6. Money is not neutral: changes in the price and availability of liquidity have powerful effects on the real economy; macroeconomics should begin with an analysis of the roles of liquidity in the economy, as in Keynes' "monetary theory of production." But IPK economists are skeptical regarding the power of monetary policy by itself and see fiscal policy as a more powerful tool for demand management. They are skeptical re "rules," in favor of "discretion" in policy.
7. IPK follows Keynes and Kalecki in arguing that savings do not finance or determine investment. Profit expectations, interest rates, and the availability and the cost of finance are the important influences on investment-not the flow of savings-since the former variables are largely independent of saving. Savings are determined by the level of income, itself determined by aggregate demand. The NK/NEG argument that policy should encourage higher saving is generally incorrect: high saving can mean low aggregate demand, capacity utilization, and investment.
8. IPK puts a higher priority on full employment than on low inflation; full employment is understood as the rate of unemployment that obtains when everyone who desires employment and is willing to work at the going wage rate for workers with comparable skills is employed. Inflation is seen as the result of distributional struggles between capital and labor which can lead to "cost push" inflation. Again, institutions which socially control wages, prices, and the distribution of income are necessary for full employment and price stability-some form of incomes policy. Many (but not all) IPK economists argue for government employer of last resort programs as necessary for full employment (Wray 1998).
9. IPK sees a strong reinforcing link between demand, cycles, and growth: high demand leads to high employment and capacity utilization, which leads to high investment, which leads to higher productivity in the next period (higher growth).
10. The distribution of income influences aggregate demand.
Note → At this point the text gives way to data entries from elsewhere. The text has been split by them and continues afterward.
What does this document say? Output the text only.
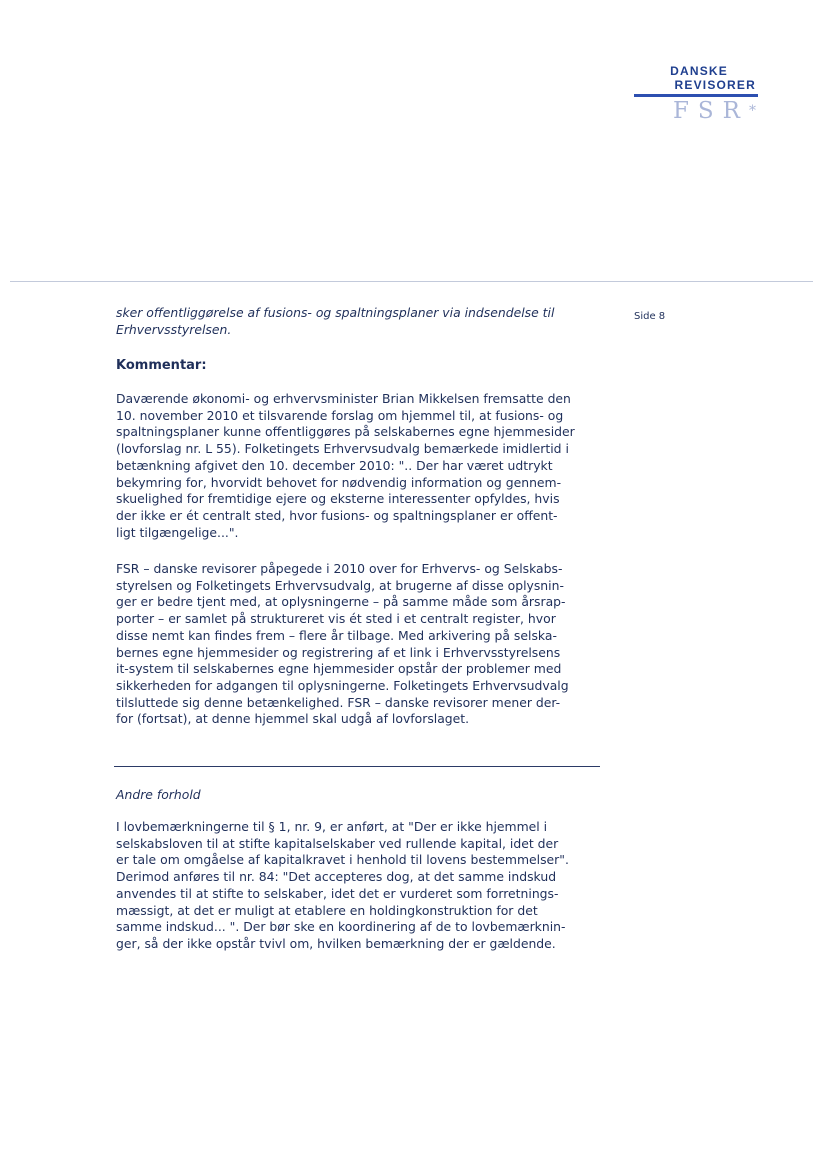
DANSKE
REVISORER
FSR*
Side 8

sker offentliggørelse af fusions- og spaltningsplaner via indsendelse til

Erhvervsstyrelsen.

Kommentar:

Daværende økonomi- og erhvervsminister Brian Mikkelsen fremsatte den

10. november 2010 et tilsvarende forslag om hjemmel til, at fusions- og

spaltningsplaner kunne offentliggøres på selskabernes egne hjemmesider

(lovforslag nr. L 55). Folketingets Erhvervsudvalg bemærkede imidlertid i

betænkning afgivet den 10. december 2010: ".. Der har været udtrykt

bekymring for, hvorvidt behovet for nødvendig information og gennem-

skuelighed for fremtidige ejere og eksterne interessenter opfyldes, hvis

der ikke er ét centralt sted, hvor fusions- og spaltningsplaner er offent-

ligt tilgængelige...".

FSR – danske revisorer påpegede i 2010 over for Erhvervs- og Selskabs-

styrelsen og Folketingets Erhvervsudvalg, at brugerne af disse oplysnin-

ger er bedre tjent med, at oplysningerne – på samme måde som årsrap-

porter – er samlet på struktureret vis ét sted i et centralt register, hvor

disse nemt kan findes frem – flere år tilbage. Med arkivering på selska-

bernes egne hjemmesider og registrering af et link i Erhvervsstyrelsens

it-system til selskabernes egne hjemmesider opstår der problemer med

sikkerheden for adgangen til oplysningerne. Folketingets Erhvervsudvalg

tilsluttede sig denne betænkelighed. FSR – danske revisorer mener der-

for (fortsat), at denne hjemmel skal udgå af lovforslaget.

Andre forhold

I lovbemærkningerne til § 1, nr. 9, er anført, at "Der er ikke hjemmel i

selskabsloven til at stifte kapitalselskaber ved rullende kapital, idet der

er tale om omgåelse af kapitalkravet i henhold til lovens bestemmelser".

Derimod anføres til nr. 84: "Det accepteres dog, at det samme indskud

anvendes til at stifte to selskaber, idet det er vurderet som forretnings-

mæssigt, at det er muligt at etablere en holdingkonstruktion for det

samme indskud... ". Der bør ske en koordinering af de to lovbemærknin-

ger, så der ikke opstår tvivl om, hvilken bemærkning der er gældende.
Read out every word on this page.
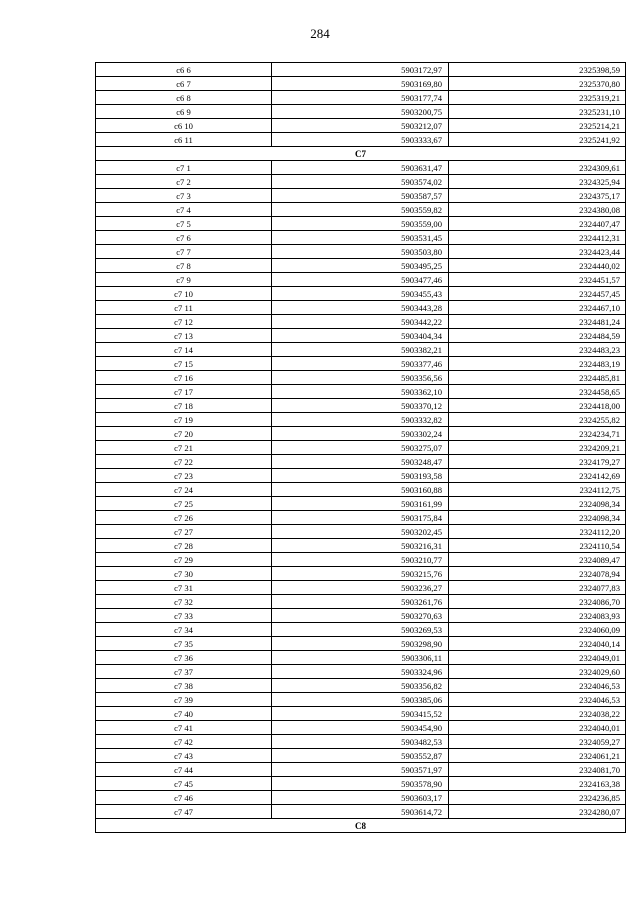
284
с6 6	5903172,97	2325398,59
с6 7	5903169,80	2325370,80
с6 8	5903177,74	2325319,21
с6 9	5903200,75	2325231,10
с6 10	5903212,07	2325214,21
с6 11	5903333,67	2325241,92
C7		
с7 1	5903631,47	2324309,61
с7 2	5903574,02	2324325,94
с7 3	5903587,57	2324375,17
с7 4	5903559,82	2324380,08
с7 5	5903559,00	2324407,47
с7 6	5903531,45	2324412,31
с7 7	5903503,80	2324423,44
с7 8	5903495,25	2324440,02
с7 9	5903477,46	2324451,57
с7 10	5903455,43	2324457,45
с7 11	5903443,28	2324467,10
с7 12	5903442,22	2324481,24
с7 13	5903404,34	2324484,59
с7 14	5903382,21	2324483,23
с7 15	5903377,46	2324483,19
с7 16	5903356,56	2324485,81
с7 17	5903362,10	2324458,65
с7 18	5903370,12	2324418,00
с7 19	5903332,82	2324255,82
с7 20	5903302,24	2324234,71
с7 21	5903275,07	2324209,21
с7 22	5903248,47	2324179,27
с7 23	5903193,58	2324142,69
с7 24	5903160,88	2324112,75
с7 25	5903161,99	2324098,34
с7 26	5903175,84	2324098,34
с7 27	5903202,45	2324112,20
с7 28	5903216,31	2324110,54
с7 29	5903210,77	2324089,47
с7 30	5903215,76	2324078,94
с7 31	5903236,27	2324077,83
с7 32	5903261,76	2324086,70
с7 33	5903270,63	2324083,93
с7 34	5903269,53	2324060,09
с7 35	5903298,90	2324040,14
с7 36	5903306,11	2324049,01
с7 37	5903324,96	2324029,60
с7 38	5903356,82	2324046,53
с7 39	5903385,06	2324046,53
с7 40	5903415,52	2324038,22
с7 41	5903454,90	2324040,01
с7 42	5903482,53	2324059,27
с7 43	5903552,87	2324061,21
с7 44	5903571,97	2324081,70
с7 45	5903578,90	2324163,38
с7 46	5903603,17	2324236,85
с7 47	5903614,72	2324280,07
C8		
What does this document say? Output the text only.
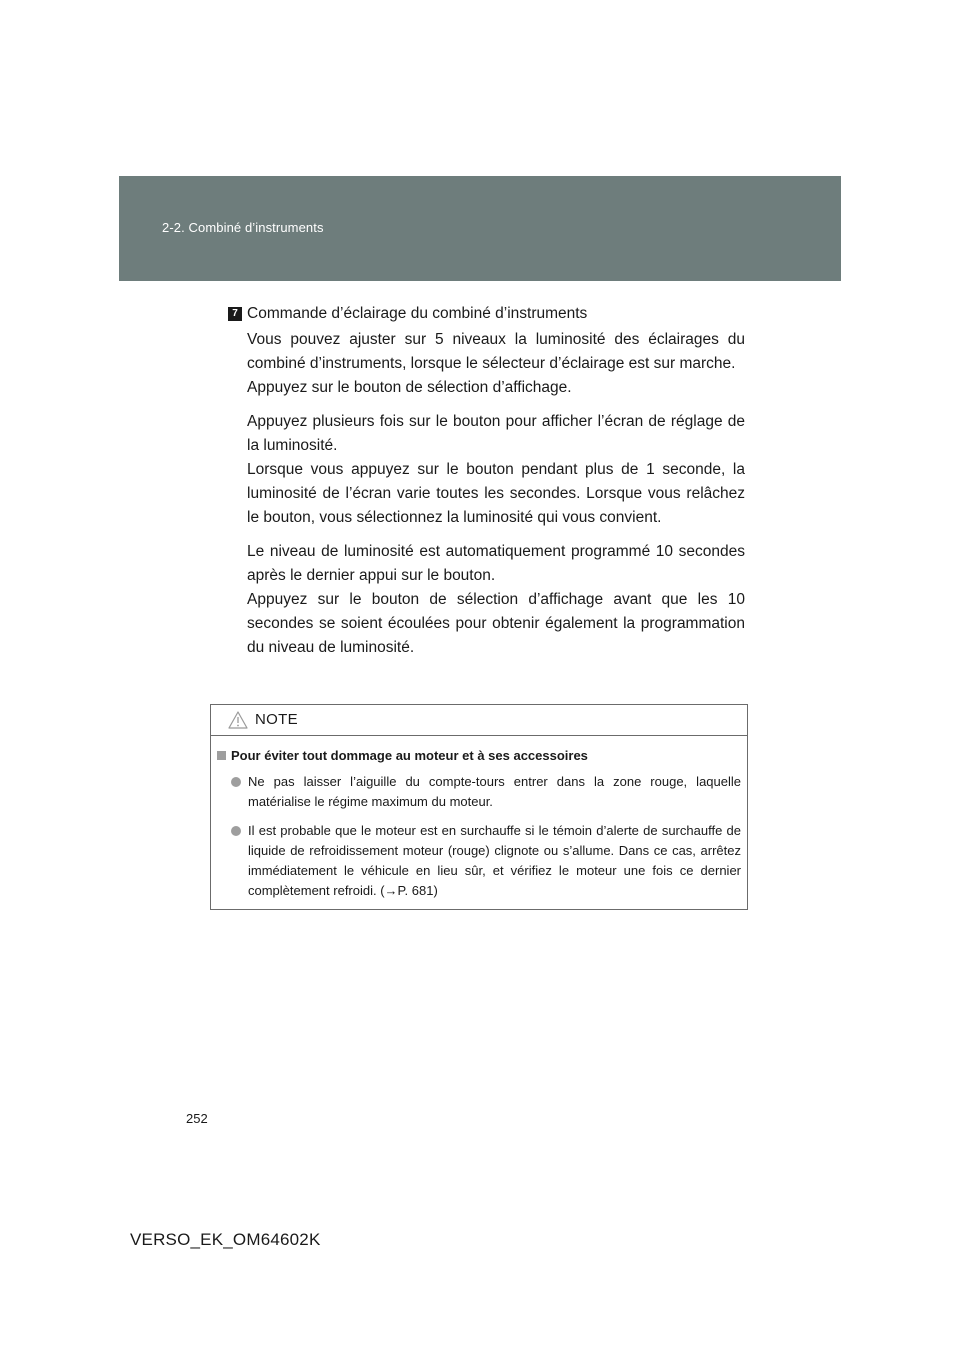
2-2. Combiné d’instruments
7 Commande d’éclairage du combiné d’instruments
Vous pouvez ajuster sur 5 niveaux la luminosité des éclairages du combiné d’instruments, lorsque le sélecteur d’éclairage est sur marche.
Appuyez sur le bouton de sélection d’affichage.
Appuyez plusieurs fois sur le bouton pour afficher l’écran de réglage de la luminosité.
Lorsque vous appuyez sur le bouton pendant plus de 1 seconde, la luminosité de l’écran varie toutes les secondes. Lorsque vous relâchez le bouton, vous sélectionnez la luminosité qui vous convient.
Le niveau de luminosité est automatiquement programmé 10 secondes après le dernier appui sur le bouton.
Appuyez sur le bouton de sélection d’affichage avant que les 10 secondes se soient écoulées pour obtenir également la programmation du niveau de luminosité.
NOTE
Pour éviter tout dommage au moteur et à ses accessoires
Ne pas laisser l’aiguille du compte-tours entrer dans la zone rouge, laquelle matérialise le régime maximum du moteur.
Il est probable que le moteur est en surchauffe si le témoin d’alerte de surchauffe de liquide de refroidissement moteur (rouge) clignote ou s’allume. Dans ce cas, arrêtez immédiatement le véhicule en lieu sûr, et vérifiez le moteur une fois ce dernier complètement refroidi. (→P. 681)
252
VERSO_EK_OM64602K
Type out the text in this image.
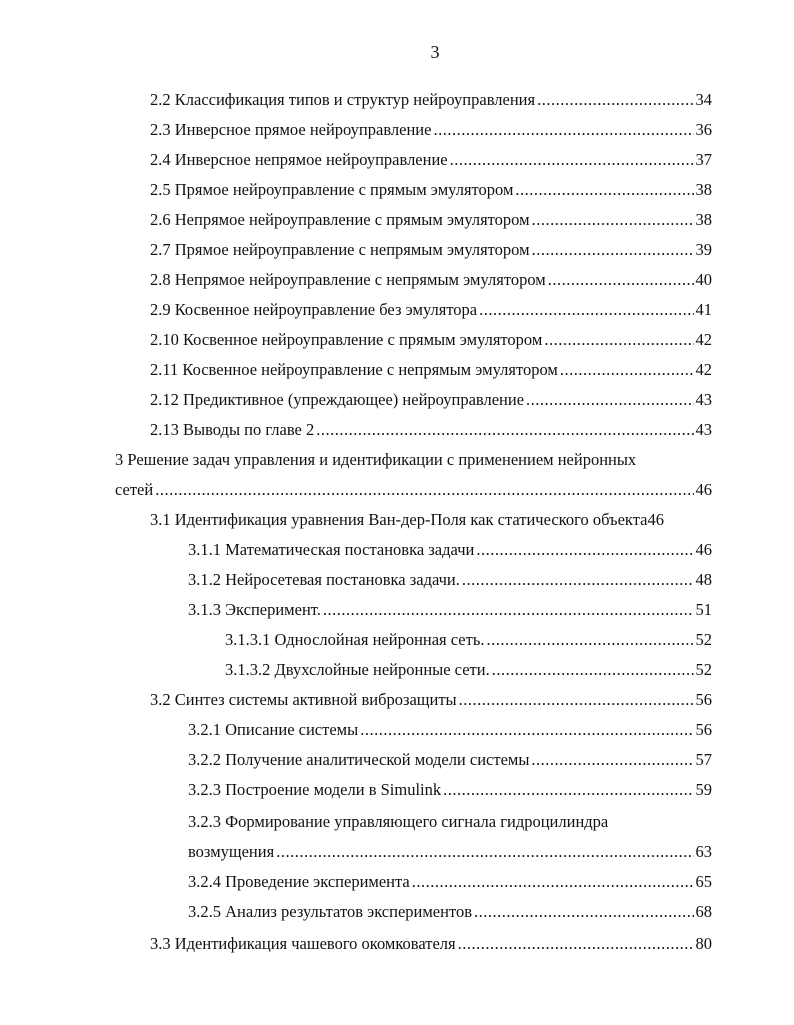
3
2.2 Классификация типов и структур нейроуправления .....	34
2.3 Инверсное прямое нейроуправление .....	36
2.4 Инверсное непрямое нейроуправление .....	37
2.5 Прямое нейроуправление с прямым эмулятором .....	38
2.6 Непрямое нейроуправление с прямым эмулятором .....	38
2.7 Прямое нейроуправление с непрямым эмулятором .....	39
2.8 Непрямое нейроуправление с непрямым эмулятором .....	40
2.9 Косвенное нейроуправление без эмулятора .....	41
2.10 Косвенное нейроуправление с прямым эмулятором .....	42
2.11 Косвенное нейроуправление с непрямым эмулятором .....	42
2.12 Предиктивное (упреждающее) нейроуправление .....	43
2.13 Выводы по главе 2 .....	43
3 Решение задач управления и идентификации с применением нейронных
сетей .....	46
3.1 Идентификация уравнения Ван-дер-Поля как статического объекта 46
3.1.1 Математическая постановка задачи .....	46
3.1.2 Нейросетевая постановка задачи. .....	48
3.1.3 Эксперимент. .....	51
3.1.3.1 Однослойная нейронная сеть. .....	52
3.1.3.2 Двухслойные нейронные сети. .....	52
3.2 Синтез системы активной виброзащиты .....	56
3.2.1 Описание системы .....	56
3.2.2 Получение аналитической модели системы .....	57
3.2.3 Построение модели в Simulink .....	59
3.2.3 Формирование управляющего сигнала гидроцилиндра
возмущения .....	63
3.2.4 Проведение эксперимента .....	65
3.2.5 Анализ результатов экспериментов .....	68
3.3 Идентификация чашевого окомкователя .....	80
More equality is demand, investment, profit, and growth enhancing.
11. IPK proposes "demand-led" growth economics; propositions 7, 8, 9, and 10 are not in NKE/NEG; IPK is richer and has more explanatory power and more usefulness in informing the design of macro policy. (See the essays in Cornwall and Cornwall 2001, Setterfield 2002, and Nell 1992.)
12. Most IPK economists favor some form of exchange rate regime which would reduce exchange rate instability; most NKE economists accept flexible ER systems (Davidson 2002).
13. IPK economists favor financial market regulation and see unregulated markets as instability enhancing (Isenberg 2000); most NK economists see financial instability and crises as occasional episodes which can be handled on an ad hoc basis.
What Do Economists Actually Believe about Macroeconomics?
Most macroeconomic textbooks and surveys of modern macroeconomics such as Brian Snowden and Howard R. Vane's Modern Macroeconomics (2005, chapter 12) argue that there is an emerging consensus among macroeconomists based upon a new Keynesian-new economic growth theory model. On the other hand, IPK economists argue against the validity of this consensus (for example, Arestis and Sawyer 2004, Nell and Forstater 2003, Lavoie and Seccareccia 2005, and the contributors to the JPKE Symposium cited in note 1).
Dan Fuller and Doris Geide-Stevenson (2003) surveyed a random sample of 1,000 AEA members; they report "fluidity" and not much consensus regarding macroeconomics among the (298) respondents to their survey. The reported views on eighteen macro propositions indicate as much support for propositions consistent with IPK as for NKE or NCE propositions, suggesting that IPK views are fairly widely accepted and that they might become more widely accepted in future.